El conventillo tiritaba con la ola
de frío. La niebla que subía del río
anonadaba a los pocos transeúntes que caminaban por las empedradas callejuelas
del bajo. A lo lejos se oían los motores de los barcos que trataban de llegar a
puerto. Buenos Aires golpeaba con su humedad de obreros y olor de podredumbre
del Riachuelo.
La “Morocha” bailaba sola en el “piringundín”
del Tano. Era casi la madrugada y la niebla se fue disipando dejaba un rayo de
luna sobre el piso mojado de la acera. Ella no tenía abrigo y sabía que si
salía a esa hora, pescaría una pulmonía. No podía darse ese lujo.
El sol saldría en pocos minutos y
así, si, ella, se iría al conventillo, donde la madre le cuidaba al niño que le
dejara el “Chalo”, su amor. Él, se había ido al Chaco al obraje a conseguir
dinero para llevarla, dijo. Nunca volvió. Hacía como dos años que había perdido
la esperanza. Ella se “conchavó” en una tienda, pero el dueño se propasó y se
tuvo que ir. Ni siquiera pudo cobrar los cinco días que había trabajado.
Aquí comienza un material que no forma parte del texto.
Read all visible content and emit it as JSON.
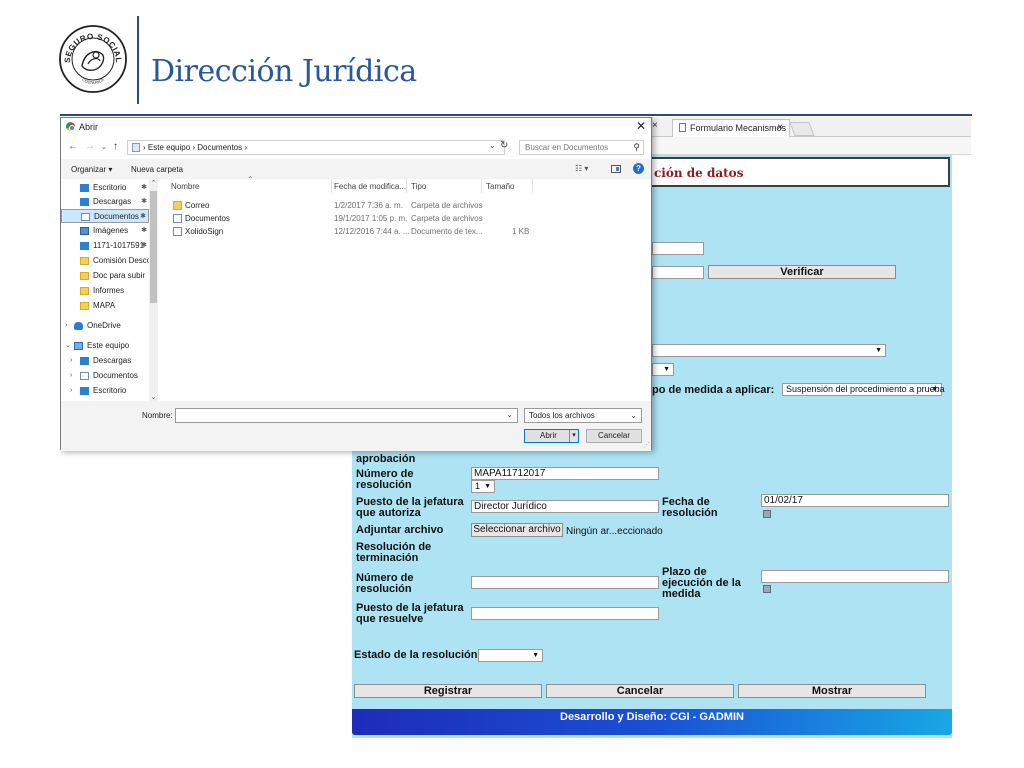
{
  "slide": {
    "title": "Dirección Jurídica",
    "logo_text_top": "SEGURO SOCIAL",
    "logo_text_bottom": "COSTA RICA"
  },
  "browser": {
    "tab_title": "Formulario Mecanismos",
    "tab_close": "×",
    "prev_tab_close": "×"
  },
  "dialog": {
    "title": "Abrir",
    "close_glyph": "✕",
    "address_path": "› Este equipo › Documentos ›",
    "search_placeholder": "Buscar en Documentos",
    "toolbar": {
      "organize": "Organizar ▾",
      "new_folder": "Nueva carpeta"
    },
    "columns": [
      "Nombre",
      "Fecha de modifica...",
      "Tipo",
      "Tamaño"
    ],
    "files": [
      {
        "name": "Correo",
        "date": "1/2/2017 7:36 a. m.",
        "type": "Carpeta de archivos",
        "size": "",
        "icon": "folder-icon"
      },
      {
        "name": "Documentos",
        "date": "19/1/2017 1:05 p. m.",
        "type": "Carpeta de archivos",
        "size": "",
        "icon": "document-folder-icon"
      },
      {
        "name": "XolidoSign",
        "date": "12/12/2016 7:44 a. ...",
        "type": "Documento de tex...",
        "size": "1 KB",
        "icon": "text-file-icon"
      }
    ],
    "nav_items": [
      {
        "label": "Escritorio",
        "icon": "blue",
        "pinned": true
      },
      {
        "label": "Descargas",
        "icon": "blue",
        "pinned": true
      },
      {
        "label": "Documentos",
        "icon": "doc",
        "pinned": true,
        "selected": true
      },
      {
        "label": "Imágenes",
        "icon": "img",
        "pinned": true
      },
      {
        "label": "1171-1017591",
        "icon": "blue",
        "pinned": true
      },
      {
        "label": "Comisión Desco",
        "icon": "folder"
      },
      {
        "label": "Doc para subir",
        "icon": "folder"
      },
      {
        "label": "Informes",
        "icon": "folder"
      },
      {
        "label": "MAPA",
        "icon": "folder"
      },
      {
        "label": "OneDrive",
        "icon": "cloud",
        "chevron": "›"
      },
      {
        "label": "Este equipo",
        "icon": "pc",
        "chevron": "⌄"
      },
      {
        "label": "Descargas",
        "icon": "blue",
        "chevron": "›",
        "indent": true
      },
      {
        "label": "Documentos",
        "icon": "doc",
        "chevron": "›",
        "indent": true
      },
      {
        "label": "Escritorio",
        "icon": "blue",
        "chevron": "›",
        "indent": true
      }
    ],
    "filename_label": "Nombre:",
    "filename_value": "",
    "filetype_value": "Todos los archivos",
    "open_label": "Abrir",
    "cancel_label": "Cancelar"
  },
  "form": {
    "heading": "ción de datos",
    "verify_button": "Verificar",
    "measure_label": "po de medida a aplicar:",
    "measure_value": "Suspensión del procedimiento a prueba",
    "approval_label": "aprobación",
    "resolution_number_label": "Número de resolución",
    "resolution_number_value": "MAPA11712017",
    "resolution_seq_value": "1",
    "authorizing_post_label": "Puesto de la jefatura que autoriza",
    "authorizing_post_value": "Director Jurídico",
    "resolution_date_label": "Fecha de resolución",
    "resolution_date_value": "01/02/17",
    "attach_label": "Adjuntar archivo",
    "select_file_button": "Seleccionar archivo",
    "no_file_text": "Ningún ar...eccionado",
    "termination_label": "Resolución de terminación",
    "termination_number_label": "Número de resolución",
    "execution_term_label": "Plazo de ejecución de la medida",
    "resolving_post_label": "Puesto de la jefatura que resuelve",
    "status_label": "Estado de la resolución",
    "register_button": "Registrar",
    "cancel_button": "Cancelar",
    "show_button": "Mostrar",
    "footer": "Desarrollo y Diseño: CGI - GADMIN"
  }
}
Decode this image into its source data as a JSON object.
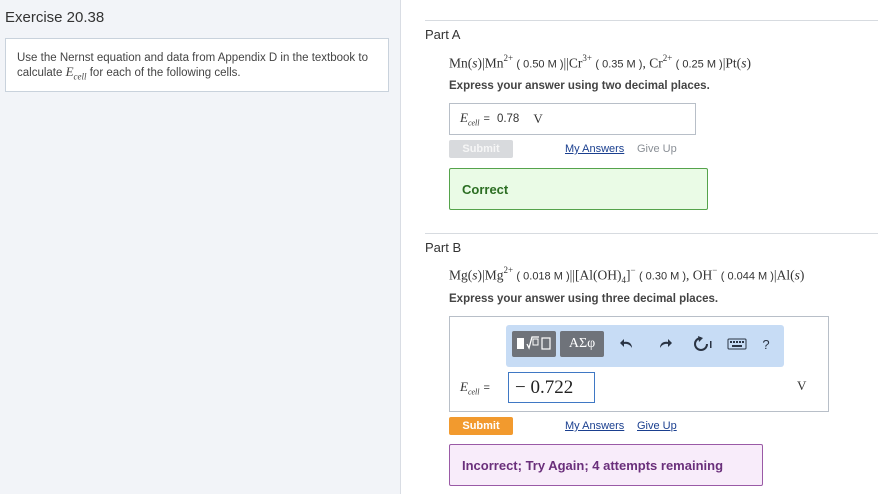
{
  "exercise": {
    "title": "Exercise 20.38",
    "instruction_before": "Use the Nernst equation and data from Appendix D in the textbook to calculate ",
    "instruction_var": "E",
    "instruction_var_sub": "cell",
    "instruction_after": " for each of the following cells."
  },
  "partA": {
    "label": "Part A",
    "eq": {
      "s1": "Mn(",
      "s1i": "s",
      "s2": ")|Mn",
      "s2sup": "2+",
      "c1": "( 0.50 M )",
      "s3": "||Cr",
      "s3sup": "3+",
      "c2": "( 0.35 M )",
      "s4": ", Cr",
      "s4sup": "2+",
      "c3": "( 0.25 M )",
      "s5": "|Pt(",
      "s5i": "s",
      "s6": ")"
    },
    "instruction": "Express your answer using two decimal places.",
    "var": "E",
    "var_sub": "cell",
    "eq_sign": "=",
    "value": "0.78",
    "unit": "V",
    "submit": "Submit",
    "my_answers": "My Answers",
    "give_up": "Give Up",
    "feedback": "Correct"
  },
  "partB": {
    "label": "Part B",
    "eq": {
      "s1": "Mg(",
      "s1i": "s",
      "s2": ")|Mg",
      "s2sup": "2+",
      "c1": "( 0.018 M )",
      "s3": "||[Al(OH)",
      "s3sub": "4",
      "s3b": "]",
      "s3sup": "−",
      "c2": "( 0.30 M )",
      "s4": ", OH",
      "s4sup": "−",
      "c3": "( 0.044 M )",
      "s5": "|Al(",
      "s5i": "s",
      "s6": ")"
    },
    "instruction": "Express your answer using three decimal places.",
    "toolbar": {
      "templates_icon": "templates-icon",
      "greek": "ΑΣφ",
      "undo_icon": "undo-icon",
      "redo_icon": "redo-icon",
      "reset_icon": "reset-icon",
      "keyboard_icon": "keyboard-icon",
      "help": "?"
    },
    "var": "E",
    "var_sub": "cell",
    "eq_sign": "=",
    "value": "− 0.722",
    "unit": "V",
    "submit": "Submit",
    "my_answers": "My Answers",
    "give_up": "Give Up",
    "feedback": "Incorrect; Try Again; 4 attempts remaining"
  },
  "colors": {
    "correct": "#2c6e23",
    "incorrect": "#6a2f7b",
    "submit_active": "#f29a2e",
    "link": "#1a3f8f",
    "toolbar_bg": "#c7dcf5"
  }
}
Trató
de ser sirvienta, pero cuando la veían tan bonita, las mujeres no la aceptaban.
Los hijos se la tratarían de llevar a la cama. ¡Bueno, así es la vida!
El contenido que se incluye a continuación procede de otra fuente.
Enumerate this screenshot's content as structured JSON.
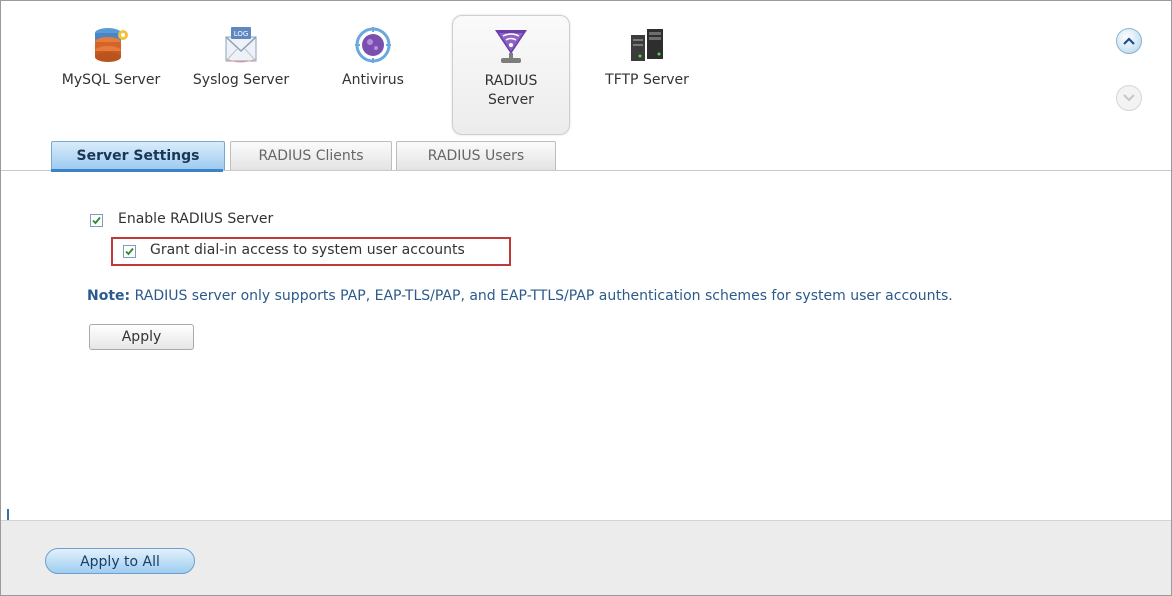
{
  "apps": [
    {
      "label": "MySQL Server",
      "icon": "mysql-server-icon"
    },
    {
      "label": "Syslog Server",
      "icon": "syslog-server-icon",
      "icon_text": "LOG"
    },
    {
      "label": "Antivirus",
      "icon": "antivirus-icon"
    },
    {
      "label": "RADIUS Server",
      "icon": "radius-server-icon",
      "active": true
    },
    {
      "label": "TFTP Server",
      "icon": "tftp-server-icon"
    }
  ],
  "scroll": {
    "up_icon": "chevron-up-icon",
    "down_icon": "chevron-down-icon"
  },
  "tabs": [
    {
      "label": "Server Settings",
      "active": true
    },
    {
      "label": "RADIUS Clients"
    },
    {
      "label": "RADIUS Users"
    }
  ],
  "settings": {
    "enable_label": "Enable RADIUS Server",
    "enable_checked": true,
    "grant_label": "Grant dial-in access to system user accounts",
    "grant_checked": true,
    "note_prefix": "Note:",
    "note_text": " RADIUS server only supports PAP, EAP-TLS/PAP, and EAP-TTLS/PAP authentication schemes for system user accounts.",
    "apply_label": "Apply"
  },
  "footer": {
    "apply_all_label": "Apply to All"
  },
  "colors": {
    "accent": "#3b83c7",
    "highlight": "#c0393b",
    "note": "#2c5a8a"
  }
}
Cuando llegó la primavera, conoció
al Tano y la contrató en el boliche. Tenía que cantar y bailar para los obreros
de los barcos, como siempre estaban borrachos, no importaba si cantaba bien o
mal, le dijo. Le compró un vestido rojo y unos zapatos de taco aguja de charol.
Su larga cabellera negra, caía sobre sus espaldas como un río borrascoso de
seda. ¡No cantaba tan mal, después de todo!
Un día, se detuvo un taxi y de él,
bajó un gringo, que se sentó a escucharla. Era raro por ahí, ver un tipo bien
vestido y serio. Habló con el Tano y éste, lo invitó con un Fernet. Cuando
terminó de cantar, el “Tigre” la sacó a bailar una milonga. Bailó con lo mejor
que pudo porque como mujer, intuyó que su destino estaba en eso. El tipo, la
miraba con detenimiento. La llamó a la mesa.
Ella se sentó y esperó que hablara.
Pero no decía nada. Se la comían los nervios. De pronto la tomó del brazo y la
sacó a bailar un tango: “Refasí”.
Su pollera parecía las alas de una
mariposa herida. Todo en rojo sangre revoloteaba en brazos del Gringo. Mañana
cantarás en el Chantecler. Y le dejó un fajo de billetes con la orden de
comprarse ropa y todo lo que necesitara para ese lugar, para que brillara. El
Tano, sonreía. Ahora tendría que buscar
otra “mina” para el bolichón del bajo.
Cuando fue a doña Ercilia y le pidió
que la peluqueara, la miró raro. ¡Estoy por trabajar en el centro! Nada raro,
¿sabe? Y le hizo un baño de crema y le aclaró un poco el pelo y le arregló las
uñas y le dijo:- Peinate así, con una poco suelto y otro recogido. Y esa noche,
a la hora precisa, llegó un taxi y la vino a buscar y ella con su vestido negro
de seda, parecía una reina. Felipe, el niño, la miró embobado y le mandó mil
besos con su manito flaca. La madre lloraba bajito, como si la fuera a perder.
Llegó al Chantecler, las luces la
dejaron muda y ver esos tipos y mujeres con ropas brillantes la asombraron
bastante. La llevaron por un pasillo y le mostraron su espacio. Allí había una
rubia muy bonita que le prestó su labial bien rojo, le puso máscara de
pestañas. Y la llamaron para cantar. Cantó como una diosa. Y luego bailó como
un hada. Los aplausos estallaron y su vida también.